Strategies to improve the predicting performance of Message-Passing Neural-Networks for molecular property predictions can be achieved by simplifying how the message is passed and by using descriptors that capture multiple aspects of molecular graphs. In this work, we designed model architectures that achieved state-of-the-art performance, surpassing more complex models such as those pre-trained on external databases. We assessed dataset diversity to complement our performance results, finding that structural diversity influences the need for additional components in our MPNNs and feature sets. In most datasets, our best architecture employs bidirectional message-passing with an attention mechanism, applied to a minimalist message formulation that excludes self-perception, highlighting that relatively simpler models, compared to classical MPNNs, yield higher class separability. In contrast, we found that convolution normalization factors do not benefit the predictive power in all the datasets tested. This was corroborated in both global and node-level outputs. Additionally, we analyzed the influence of both adding spatial features and working with 3D graphs, finding that 2D molecular graphs are sufficient when complemented with appropriately chosen 3D descriptors. This approach not only preserves predictive performance but also reduces computational cost by over 50%, making it particularly advantageous for high-throughput screening campaigns.

Figures (12)

• Figure 1: Diagram illustrating the general architecture of our MPNN for molecular classification. The message is processed in a batch-wise manner including source ($x_i$), destination ($x_j$) nodes, and edge attributes ($e_{ij}$), which are first processed by a Multi-Layer Perceptron (MLP), detailed in the top inset. The message-passing module depends on the tested model and optionally outputs node-level embeddings for colormap visualization. A global max pooling operation aggregates the node-level outputs into a single molecular representation, which is then concatenated with global features. This pooled representation is subsequently passed through another MLP to produce a single scalar logit in the case of classification task (C/1), which is processed by the Binary Cross-Entropy with Logits Loss (BCEWithLogitsLoss) operator or a scalar value for regression (R/X) with error calculated using Mean-Square Error Loss (MSELoss). The gradient is optimized using Adam.

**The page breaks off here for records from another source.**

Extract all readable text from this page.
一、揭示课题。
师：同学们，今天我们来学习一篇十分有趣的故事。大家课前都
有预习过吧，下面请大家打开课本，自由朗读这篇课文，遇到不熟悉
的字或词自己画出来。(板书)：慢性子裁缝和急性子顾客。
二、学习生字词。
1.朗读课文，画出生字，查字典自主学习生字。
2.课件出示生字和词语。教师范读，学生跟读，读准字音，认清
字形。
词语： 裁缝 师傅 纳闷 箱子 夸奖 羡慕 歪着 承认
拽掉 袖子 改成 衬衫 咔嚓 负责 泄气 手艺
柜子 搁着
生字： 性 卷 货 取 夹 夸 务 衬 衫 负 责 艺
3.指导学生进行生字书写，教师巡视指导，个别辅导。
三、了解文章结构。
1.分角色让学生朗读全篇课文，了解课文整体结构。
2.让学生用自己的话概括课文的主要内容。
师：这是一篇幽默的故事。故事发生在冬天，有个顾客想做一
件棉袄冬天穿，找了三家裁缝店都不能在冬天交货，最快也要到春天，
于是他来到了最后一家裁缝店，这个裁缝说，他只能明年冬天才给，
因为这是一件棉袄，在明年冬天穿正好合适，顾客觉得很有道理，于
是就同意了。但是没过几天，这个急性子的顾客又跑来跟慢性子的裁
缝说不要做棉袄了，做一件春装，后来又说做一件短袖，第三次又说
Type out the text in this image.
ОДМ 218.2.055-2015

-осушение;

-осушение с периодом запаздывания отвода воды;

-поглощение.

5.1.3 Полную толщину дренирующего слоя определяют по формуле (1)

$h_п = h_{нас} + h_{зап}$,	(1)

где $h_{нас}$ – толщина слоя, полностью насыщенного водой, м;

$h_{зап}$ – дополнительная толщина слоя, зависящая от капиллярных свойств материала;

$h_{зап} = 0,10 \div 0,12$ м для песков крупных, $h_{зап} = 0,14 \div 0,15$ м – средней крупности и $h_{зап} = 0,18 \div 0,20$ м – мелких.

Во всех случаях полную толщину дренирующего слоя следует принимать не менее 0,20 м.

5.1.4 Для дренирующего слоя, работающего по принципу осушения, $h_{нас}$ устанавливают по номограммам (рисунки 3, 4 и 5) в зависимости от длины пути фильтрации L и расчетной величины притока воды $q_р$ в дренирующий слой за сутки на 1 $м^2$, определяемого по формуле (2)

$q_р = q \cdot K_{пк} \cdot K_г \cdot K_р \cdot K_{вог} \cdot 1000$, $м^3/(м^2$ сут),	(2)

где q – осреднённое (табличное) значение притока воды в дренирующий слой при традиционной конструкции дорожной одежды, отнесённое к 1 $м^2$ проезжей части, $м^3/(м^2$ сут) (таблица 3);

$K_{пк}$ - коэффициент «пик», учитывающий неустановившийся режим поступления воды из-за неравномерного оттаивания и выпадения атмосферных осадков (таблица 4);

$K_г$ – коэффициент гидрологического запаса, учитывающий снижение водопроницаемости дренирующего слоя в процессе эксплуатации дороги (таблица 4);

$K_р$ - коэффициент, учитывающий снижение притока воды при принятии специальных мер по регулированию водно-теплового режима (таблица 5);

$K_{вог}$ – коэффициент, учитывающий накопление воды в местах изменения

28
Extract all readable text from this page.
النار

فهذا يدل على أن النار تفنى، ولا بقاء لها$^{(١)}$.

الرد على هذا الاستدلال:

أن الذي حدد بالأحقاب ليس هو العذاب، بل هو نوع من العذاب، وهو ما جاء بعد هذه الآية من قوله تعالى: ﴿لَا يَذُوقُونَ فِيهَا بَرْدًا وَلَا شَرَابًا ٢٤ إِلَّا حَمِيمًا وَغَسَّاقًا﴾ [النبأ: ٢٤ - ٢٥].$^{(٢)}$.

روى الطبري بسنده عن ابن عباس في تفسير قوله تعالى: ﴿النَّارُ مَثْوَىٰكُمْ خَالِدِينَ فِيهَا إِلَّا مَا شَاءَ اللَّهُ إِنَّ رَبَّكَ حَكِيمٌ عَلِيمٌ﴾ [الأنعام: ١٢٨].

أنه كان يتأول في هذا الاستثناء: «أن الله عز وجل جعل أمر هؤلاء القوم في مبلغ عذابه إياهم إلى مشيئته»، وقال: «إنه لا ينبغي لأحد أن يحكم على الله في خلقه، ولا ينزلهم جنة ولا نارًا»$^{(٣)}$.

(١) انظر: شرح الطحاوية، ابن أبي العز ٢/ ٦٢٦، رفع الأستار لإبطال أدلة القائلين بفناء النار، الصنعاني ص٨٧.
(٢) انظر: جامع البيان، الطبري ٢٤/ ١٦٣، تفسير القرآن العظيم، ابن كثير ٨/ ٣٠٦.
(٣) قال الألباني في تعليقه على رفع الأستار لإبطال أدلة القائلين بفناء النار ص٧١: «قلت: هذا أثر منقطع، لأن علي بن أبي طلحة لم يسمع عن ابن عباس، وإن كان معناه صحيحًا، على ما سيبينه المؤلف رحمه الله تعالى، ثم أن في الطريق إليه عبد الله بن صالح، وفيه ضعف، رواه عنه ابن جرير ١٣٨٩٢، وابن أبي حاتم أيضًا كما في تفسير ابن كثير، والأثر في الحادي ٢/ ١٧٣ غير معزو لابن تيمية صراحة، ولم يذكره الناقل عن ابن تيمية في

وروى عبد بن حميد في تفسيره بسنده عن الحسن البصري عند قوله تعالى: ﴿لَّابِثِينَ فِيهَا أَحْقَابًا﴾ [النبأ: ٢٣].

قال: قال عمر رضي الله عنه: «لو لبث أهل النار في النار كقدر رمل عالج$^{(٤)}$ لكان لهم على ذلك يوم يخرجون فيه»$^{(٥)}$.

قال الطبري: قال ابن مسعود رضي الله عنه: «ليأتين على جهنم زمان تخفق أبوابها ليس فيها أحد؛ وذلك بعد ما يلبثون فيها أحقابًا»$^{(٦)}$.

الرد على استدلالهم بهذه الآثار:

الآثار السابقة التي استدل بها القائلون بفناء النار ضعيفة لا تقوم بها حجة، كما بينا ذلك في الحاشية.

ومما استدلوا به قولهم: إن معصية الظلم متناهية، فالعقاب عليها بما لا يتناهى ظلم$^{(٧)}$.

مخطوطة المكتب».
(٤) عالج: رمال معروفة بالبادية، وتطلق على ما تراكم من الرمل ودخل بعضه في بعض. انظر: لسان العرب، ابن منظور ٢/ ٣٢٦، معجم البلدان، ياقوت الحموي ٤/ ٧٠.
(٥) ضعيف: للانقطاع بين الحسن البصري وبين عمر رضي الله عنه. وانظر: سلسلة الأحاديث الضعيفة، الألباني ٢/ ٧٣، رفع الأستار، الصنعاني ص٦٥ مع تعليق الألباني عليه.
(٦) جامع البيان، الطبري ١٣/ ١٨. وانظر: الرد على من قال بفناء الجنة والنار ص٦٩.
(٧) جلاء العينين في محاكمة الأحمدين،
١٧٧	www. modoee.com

• Figure 2: Ranked features based on the cumulative sum of their positions across successive rounds of backward elimination. In each round, features were ordered from lower to higher F1 score upon removal, and points were assigned accordingly. Final ranks were determined by the total accumulated points, with higher scores indicating greater importance. The heatmap visually highlights the consistency of feature rankings across datasets.
• Figure 3: Frequency histograms comparing single-valued features per element with 3D features that are 3D-enviornment aware working with the TRPA1 set. In A) the distribution for the normalized atomic number, the highest frequency count corresponds to the carbon element. Hydrogens were eliminated during data processing.B) The standardized buried volume node feature distribution shows a gaussian-like distribution.
• Figure 4: Ablation study to address the influence of the spatial arrangement of the molecules across the tested datasets (BACE, BBBP, TRPA1 and Lipophilicity). We included 3D conformations with added gaussian noise (0.5 Å std. dev.) termed Noisy-3D, 2D conformations only and spatial optimizations using the Merck Molecular Force-Field (MMFF) and the Universal Force-Field (UFF). The plots are separated by classification metrics (AUC, Accuracy, F1) and regression (RMSE). Error bars represent margins of errors (95% confidence) over multiple runs.
• Figure 5: Pareto plots for the BMP model showing the convergence of the dual-directed hyperparameter optimization protocol using TPE sampler and run using the Optuna package. A) TRPA1 dataset panel visualizing the relationships between the four features optimized, hidden channel number (50-400), dropout date (0.05-0.5), batch size (20-180) with indicated ranges of optimization in the colormap bars, the closer to yellow colors the higher the feature value. B) Pareto plot for the BACE dataset showing two colors, the blue dots indicates tested trials, while the the red one corresponds to the trial we selected for our final models. C) Pareto plot for the BBBP dataset, the optimization did not converged into the dual-direction minimization, rather a trade-off between the two directions is observed.